Les États-Unis se sont dits troublés par l’annonce faite le 6 octobre par l’ambassadeur Mikhaïl Oulianov, représentant russe auprès de l’Organisation du Traité d’interdiction complète des essais nucléaires (OTICE) sise à Vienne en Autriche selon laquelle Moscou reviendrait sur sa ratification d’un traité de 1996 interdisant les essais d’armes nucléaires.

L’annonce d’Oulianov a alimenté les tensions entre les plus grandes puissances nucléaires du monde, dans le contexte de la guerre menée par la Russie en Ukraine alors que les États-Unis soutiennent Kiev.

À savoir qu’Oulianov a déclaré sur les réseaux sociaux que « la Russie envisage de révoquer la ratification (qui a eu lieu en 2000) du Traité d’interdiction complète des essais nucléaires (TICE) […] L’objectif est de retrouver sur un pied d’égalité avec les États-Unis qui ont signé le traité mais ne l’ont pas ratifié. » Il a toutefois précisé que « la révocation ne signifie pas l’intention de reprendre les essais nucléaires ».

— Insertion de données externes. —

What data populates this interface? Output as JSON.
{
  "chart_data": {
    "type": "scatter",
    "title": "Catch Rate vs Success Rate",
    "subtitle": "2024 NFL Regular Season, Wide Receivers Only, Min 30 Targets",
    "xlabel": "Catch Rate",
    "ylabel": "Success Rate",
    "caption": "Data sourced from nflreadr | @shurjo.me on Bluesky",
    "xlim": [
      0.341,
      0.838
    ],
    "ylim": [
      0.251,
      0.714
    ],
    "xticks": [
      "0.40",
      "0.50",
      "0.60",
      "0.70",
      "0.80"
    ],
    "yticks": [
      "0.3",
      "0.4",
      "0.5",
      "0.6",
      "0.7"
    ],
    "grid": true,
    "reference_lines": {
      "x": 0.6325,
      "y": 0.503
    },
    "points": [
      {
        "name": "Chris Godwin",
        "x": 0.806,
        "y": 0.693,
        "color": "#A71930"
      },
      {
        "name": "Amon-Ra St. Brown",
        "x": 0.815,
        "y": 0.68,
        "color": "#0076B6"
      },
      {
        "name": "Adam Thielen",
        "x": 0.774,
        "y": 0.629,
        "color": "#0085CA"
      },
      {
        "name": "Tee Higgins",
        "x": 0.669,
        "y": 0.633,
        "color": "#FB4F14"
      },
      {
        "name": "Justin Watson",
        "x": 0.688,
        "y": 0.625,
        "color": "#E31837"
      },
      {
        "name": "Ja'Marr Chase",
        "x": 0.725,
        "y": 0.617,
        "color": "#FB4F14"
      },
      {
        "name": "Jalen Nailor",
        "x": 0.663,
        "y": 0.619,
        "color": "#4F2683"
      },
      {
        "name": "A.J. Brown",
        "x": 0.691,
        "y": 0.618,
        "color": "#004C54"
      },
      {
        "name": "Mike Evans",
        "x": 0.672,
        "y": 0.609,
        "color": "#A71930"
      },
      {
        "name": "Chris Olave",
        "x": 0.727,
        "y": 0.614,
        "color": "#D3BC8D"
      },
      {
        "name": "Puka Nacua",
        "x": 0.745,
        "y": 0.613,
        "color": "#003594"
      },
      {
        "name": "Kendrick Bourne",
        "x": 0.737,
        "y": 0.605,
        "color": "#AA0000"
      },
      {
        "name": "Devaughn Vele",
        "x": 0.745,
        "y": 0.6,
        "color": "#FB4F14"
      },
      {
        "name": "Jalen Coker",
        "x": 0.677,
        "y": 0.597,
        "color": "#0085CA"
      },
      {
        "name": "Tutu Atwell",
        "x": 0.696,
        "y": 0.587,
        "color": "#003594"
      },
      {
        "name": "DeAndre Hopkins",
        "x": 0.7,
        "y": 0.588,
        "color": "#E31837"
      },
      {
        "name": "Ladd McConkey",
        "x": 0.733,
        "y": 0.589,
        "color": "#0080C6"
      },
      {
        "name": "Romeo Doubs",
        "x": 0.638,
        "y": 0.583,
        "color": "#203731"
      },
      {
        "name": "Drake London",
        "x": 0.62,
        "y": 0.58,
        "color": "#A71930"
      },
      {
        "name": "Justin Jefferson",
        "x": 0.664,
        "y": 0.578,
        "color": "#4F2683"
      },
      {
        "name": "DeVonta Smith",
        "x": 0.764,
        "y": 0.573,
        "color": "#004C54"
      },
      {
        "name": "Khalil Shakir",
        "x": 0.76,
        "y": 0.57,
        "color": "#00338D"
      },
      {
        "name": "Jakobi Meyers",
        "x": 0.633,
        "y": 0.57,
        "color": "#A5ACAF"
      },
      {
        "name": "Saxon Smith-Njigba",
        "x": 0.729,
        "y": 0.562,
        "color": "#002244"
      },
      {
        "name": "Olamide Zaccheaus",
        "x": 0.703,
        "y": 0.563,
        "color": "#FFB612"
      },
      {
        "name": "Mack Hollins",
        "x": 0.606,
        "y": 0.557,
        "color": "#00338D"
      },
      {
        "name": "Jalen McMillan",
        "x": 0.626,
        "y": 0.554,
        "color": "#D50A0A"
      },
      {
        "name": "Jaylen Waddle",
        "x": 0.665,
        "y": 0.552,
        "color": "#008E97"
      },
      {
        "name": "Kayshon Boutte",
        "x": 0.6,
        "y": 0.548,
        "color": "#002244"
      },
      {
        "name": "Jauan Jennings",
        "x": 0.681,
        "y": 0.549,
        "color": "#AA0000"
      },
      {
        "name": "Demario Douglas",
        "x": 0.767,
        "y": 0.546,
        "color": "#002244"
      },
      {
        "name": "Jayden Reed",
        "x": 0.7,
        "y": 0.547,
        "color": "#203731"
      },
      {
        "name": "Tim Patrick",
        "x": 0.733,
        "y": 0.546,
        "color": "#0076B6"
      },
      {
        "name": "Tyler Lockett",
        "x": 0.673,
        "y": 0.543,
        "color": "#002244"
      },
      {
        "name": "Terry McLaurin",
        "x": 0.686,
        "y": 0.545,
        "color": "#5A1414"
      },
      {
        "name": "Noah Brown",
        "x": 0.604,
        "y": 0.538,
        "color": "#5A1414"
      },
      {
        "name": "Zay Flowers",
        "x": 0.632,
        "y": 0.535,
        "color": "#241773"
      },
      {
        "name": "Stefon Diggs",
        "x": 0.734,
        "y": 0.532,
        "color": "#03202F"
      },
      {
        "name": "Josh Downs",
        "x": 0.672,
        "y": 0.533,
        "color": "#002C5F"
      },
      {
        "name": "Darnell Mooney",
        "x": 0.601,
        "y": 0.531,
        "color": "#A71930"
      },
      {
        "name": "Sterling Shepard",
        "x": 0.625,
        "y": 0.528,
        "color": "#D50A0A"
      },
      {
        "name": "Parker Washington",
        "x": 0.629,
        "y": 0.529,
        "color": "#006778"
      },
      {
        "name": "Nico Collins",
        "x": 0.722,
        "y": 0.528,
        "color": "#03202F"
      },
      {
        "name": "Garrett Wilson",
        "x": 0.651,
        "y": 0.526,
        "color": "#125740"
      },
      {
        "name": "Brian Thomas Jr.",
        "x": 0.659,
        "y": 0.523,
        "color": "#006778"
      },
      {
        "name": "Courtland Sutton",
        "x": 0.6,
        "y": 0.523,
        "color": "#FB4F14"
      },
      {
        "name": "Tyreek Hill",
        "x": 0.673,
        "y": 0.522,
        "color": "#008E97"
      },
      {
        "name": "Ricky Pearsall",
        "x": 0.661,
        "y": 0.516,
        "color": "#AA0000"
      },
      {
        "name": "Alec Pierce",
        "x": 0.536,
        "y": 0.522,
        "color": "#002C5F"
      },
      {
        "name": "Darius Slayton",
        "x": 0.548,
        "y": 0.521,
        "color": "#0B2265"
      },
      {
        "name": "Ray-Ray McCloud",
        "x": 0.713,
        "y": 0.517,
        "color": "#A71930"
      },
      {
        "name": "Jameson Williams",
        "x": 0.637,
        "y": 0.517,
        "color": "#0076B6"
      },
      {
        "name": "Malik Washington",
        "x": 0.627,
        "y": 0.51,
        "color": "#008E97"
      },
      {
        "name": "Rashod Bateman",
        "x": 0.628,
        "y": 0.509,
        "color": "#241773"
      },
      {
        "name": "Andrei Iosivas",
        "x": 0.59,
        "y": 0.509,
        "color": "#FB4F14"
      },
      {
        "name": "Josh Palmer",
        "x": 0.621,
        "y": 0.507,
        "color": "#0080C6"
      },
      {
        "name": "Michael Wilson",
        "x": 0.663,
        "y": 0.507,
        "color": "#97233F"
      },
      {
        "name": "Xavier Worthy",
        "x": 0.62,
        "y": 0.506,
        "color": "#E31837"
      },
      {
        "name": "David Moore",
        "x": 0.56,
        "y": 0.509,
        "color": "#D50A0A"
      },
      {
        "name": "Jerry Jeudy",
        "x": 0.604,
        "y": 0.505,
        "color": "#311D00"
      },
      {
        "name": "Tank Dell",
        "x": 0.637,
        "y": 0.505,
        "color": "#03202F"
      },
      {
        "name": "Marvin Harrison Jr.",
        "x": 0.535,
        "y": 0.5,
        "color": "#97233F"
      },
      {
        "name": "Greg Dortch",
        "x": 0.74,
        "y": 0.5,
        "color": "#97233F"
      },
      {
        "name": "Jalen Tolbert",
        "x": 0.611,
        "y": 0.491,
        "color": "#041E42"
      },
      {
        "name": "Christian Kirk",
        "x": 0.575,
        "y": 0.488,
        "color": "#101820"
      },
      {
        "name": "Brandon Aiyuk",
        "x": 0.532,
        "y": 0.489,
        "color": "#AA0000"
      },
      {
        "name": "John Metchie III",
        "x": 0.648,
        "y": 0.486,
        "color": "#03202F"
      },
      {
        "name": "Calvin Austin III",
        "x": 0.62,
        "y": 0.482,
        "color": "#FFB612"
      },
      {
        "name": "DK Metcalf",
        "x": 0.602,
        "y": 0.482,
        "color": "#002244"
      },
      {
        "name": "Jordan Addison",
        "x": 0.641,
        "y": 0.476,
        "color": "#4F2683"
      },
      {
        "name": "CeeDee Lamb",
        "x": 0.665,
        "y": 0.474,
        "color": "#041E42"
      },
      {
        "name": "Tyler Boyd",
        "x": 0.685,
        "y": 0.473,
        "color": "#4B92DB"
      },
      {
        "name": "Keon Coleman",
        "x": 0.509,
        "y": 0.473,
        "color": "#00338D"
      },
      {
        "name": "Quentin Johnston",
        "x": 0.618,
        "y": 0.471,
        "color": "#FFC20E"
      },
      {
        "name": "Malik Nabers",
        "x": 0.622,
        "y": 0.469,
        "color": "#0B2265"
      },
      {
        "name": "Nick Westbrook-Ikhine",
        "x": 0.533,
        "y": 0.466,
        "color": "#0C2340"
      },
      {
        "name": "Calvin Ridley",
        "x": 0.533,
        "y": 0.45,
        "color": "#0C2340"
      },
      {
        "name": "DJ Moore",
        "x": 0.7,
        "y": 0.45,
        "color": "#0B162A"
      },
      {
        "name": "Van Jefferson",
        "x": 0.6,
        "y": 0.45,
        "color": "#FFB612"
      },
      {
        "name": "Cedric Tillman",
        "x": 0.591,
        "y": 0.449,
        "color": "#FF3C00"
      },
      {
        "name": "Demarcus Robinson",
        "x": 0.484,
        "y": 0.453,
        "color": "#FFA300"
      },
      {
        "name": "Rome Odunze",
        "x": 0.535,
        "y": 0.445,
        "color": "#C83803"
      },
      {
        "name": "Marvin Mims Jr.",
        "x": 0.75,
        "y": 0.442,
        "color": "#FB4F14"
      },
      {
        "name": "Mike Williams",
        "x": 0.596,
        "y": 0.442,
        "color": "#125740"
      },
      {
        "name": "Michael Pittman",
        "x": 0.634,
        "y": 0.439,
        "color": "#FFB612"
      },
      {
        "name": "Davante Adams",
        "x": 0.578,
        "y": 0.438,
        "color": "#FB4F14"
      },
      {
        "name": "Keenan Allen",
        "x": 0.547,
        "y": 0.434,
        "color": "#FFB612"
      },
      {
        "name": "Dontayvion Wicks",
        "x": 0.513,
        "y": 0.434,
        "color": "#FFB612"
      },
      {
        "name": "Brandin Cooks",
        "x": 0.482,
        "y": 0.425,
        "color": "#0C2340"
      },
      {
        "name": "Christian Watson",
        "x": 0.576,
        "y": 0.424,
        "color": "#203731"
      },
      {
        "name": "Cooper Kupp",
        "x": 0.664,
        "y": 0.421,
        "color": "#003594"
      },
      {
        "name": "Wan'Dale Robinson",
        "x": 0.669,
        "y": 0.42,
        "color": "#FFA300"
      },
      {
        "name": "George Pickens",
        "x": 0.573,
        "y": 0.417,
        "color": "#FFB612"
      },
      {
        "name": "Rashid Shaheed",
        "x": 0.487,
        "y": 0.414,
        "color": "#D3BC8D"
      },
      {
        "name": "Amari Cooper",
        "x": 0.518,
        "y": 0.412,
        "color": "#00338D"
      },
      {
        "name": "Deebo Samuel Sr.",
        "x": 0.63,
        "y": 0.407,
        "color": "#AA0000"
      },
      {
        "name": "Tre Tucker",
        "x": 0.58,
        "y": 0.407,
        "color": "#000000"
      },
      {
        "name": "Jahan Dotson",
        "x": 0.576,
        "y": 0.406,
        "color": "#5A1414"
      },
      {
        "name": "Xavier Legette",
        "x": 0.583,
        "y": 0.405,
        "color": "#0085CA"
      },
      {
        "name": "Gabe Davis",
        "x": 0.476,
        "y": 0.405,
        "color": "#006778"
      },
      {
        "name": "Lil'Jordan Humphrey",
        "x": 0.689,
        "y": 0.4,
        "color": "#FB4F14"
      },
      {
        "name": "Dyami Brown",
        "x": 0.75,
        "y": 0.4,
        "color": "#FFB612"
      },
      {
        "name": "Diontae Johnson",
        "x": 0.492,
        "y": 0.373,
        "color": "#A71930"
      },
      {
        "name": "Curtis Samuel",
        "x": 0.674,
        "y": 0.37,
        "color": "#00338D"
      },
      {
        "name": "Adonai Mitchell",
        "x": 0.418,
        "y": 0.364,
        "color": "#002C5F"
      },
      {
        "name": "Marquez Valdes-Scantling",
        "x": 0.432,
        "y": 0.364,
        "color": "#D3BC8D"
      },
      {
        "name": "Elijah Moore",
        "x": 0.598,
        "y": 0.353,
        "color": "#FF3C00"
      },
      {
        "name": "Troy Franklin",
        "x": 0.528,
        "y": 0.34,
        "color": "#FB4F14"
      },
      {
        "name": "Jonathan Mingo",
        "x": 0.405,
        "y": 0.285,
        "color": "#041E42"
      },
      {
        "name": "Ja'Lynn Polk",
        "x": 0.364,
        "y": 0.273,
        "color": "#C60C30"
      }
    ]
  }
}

Il convient de souligner que même si Washington a signé mais n’a pas ratifié le TICE, les États-Unis observent un moratoire sur les explosions expérimentales d’armes nucléaires depuis 1992.

En réponse à l’annonce de la Russie, le Département d’État américain s’est dit « perturbé » par cette décision. Un porte-parole du département d’État américain a publié un communiqué disant : « une telle démarche, prise par n’importe quel État partie, met inutilement en danger la norme mondiale contre les essais d’explosions nucléaires ». Et de poursuivre : la Russie ne devrait pas « utiliser le contrôle des armements et une rhétorique nucléaire irresponsable dans une tentative infructueuse de faire pression sur d’autres États » suggérant que le projet de Moscou était d’influencer des pays qui soutiennent l’Ukraine dans sa lutte contre les forces russes.

La déclaration d’Oulianov intervient un jour après que le président russe Vladimir Poutine ait déclaré que Moscou pourrait réévaluer sa ratification du traité. S’exprimant le 5 octobre lors d’un forum réunissant des experts en politique internationale, il a relevé  que les États-Unis avaient signé mais pas ratifié le traité de 1996 tandis que la Russie s’était exécutée. Il avait suggéré que la Russie pourrait ajuster sa position pour refléter celle des États-Unis : « en théorie, nous pourrions révoquer la ratification […] C’est aux membres de la Douma d’État de décider ».

Les USA ont effectué 1125 essais nucléaire, l’URSS 720 (pour mémoire, la France 210).

À la suite de ces déclarations, le secrétaire général de l’ONU, Antonio Guterres, a exhorté « tous les États dotés d’armes nucléaires à réaffirmer publiquement leurs moratoires sur les essais nucléaires et leur engagement en faveur du TICE ».

Robert Floyd, directeur exécutif de l’OTICE qui contrôle le respect du pacte, a déclaré dans un communiqué qu’il serait « préoccupant et profondément regrettable qu’un État signataire reconsidère sa ratification du TICE […] La Fédération de Russie a constamment réaffirmé son ferme soutien au TICE depuis sa création, en aidant à négocier le traité au sein de la Conférence du désarmement, en le signant le jour de son ouverture à la signature, le 24 septembre 1996, et en le ratifiant en juin 2000 […] Le TICE a établi une norme puissante contre les essais nucléaires et apporte une contribution inestimable à la paix et à la sécurité internationales, pour le bien de l’humanité. Il est plus important que jamais de renforcer cette contribution ».

Il est évident que le geste politique du président Poutine (la Douma ne faisant que suivre ses instructions) constitue une sorte de chantage vis-à-vis de ses adversaires, États-Unis, Grande Bretagne et France, mais aussi un rappel à l’« allié » chinois – qui a signé l’accord en 1996 mais ne l’a jamais ratifié et accessoirement à la Corée du Nord qui n’a rien signé du tout.

Si dans le cadre de l’invasion de l’Ukraine, de nombreuses options nucléaires ont déjà été mises sur la table (emploi d’armes « tactiques »), il y en a une qui a été négligée : si dans l’avenir la situation tourne mal pour la Russie, Moscou pourrait se réserver le droit de procéder à un essai nucléaire à titre d’« avertissement ». La possible sortie de l’accord TICE peut être l’annonce de cette nouvelle carte à jouer.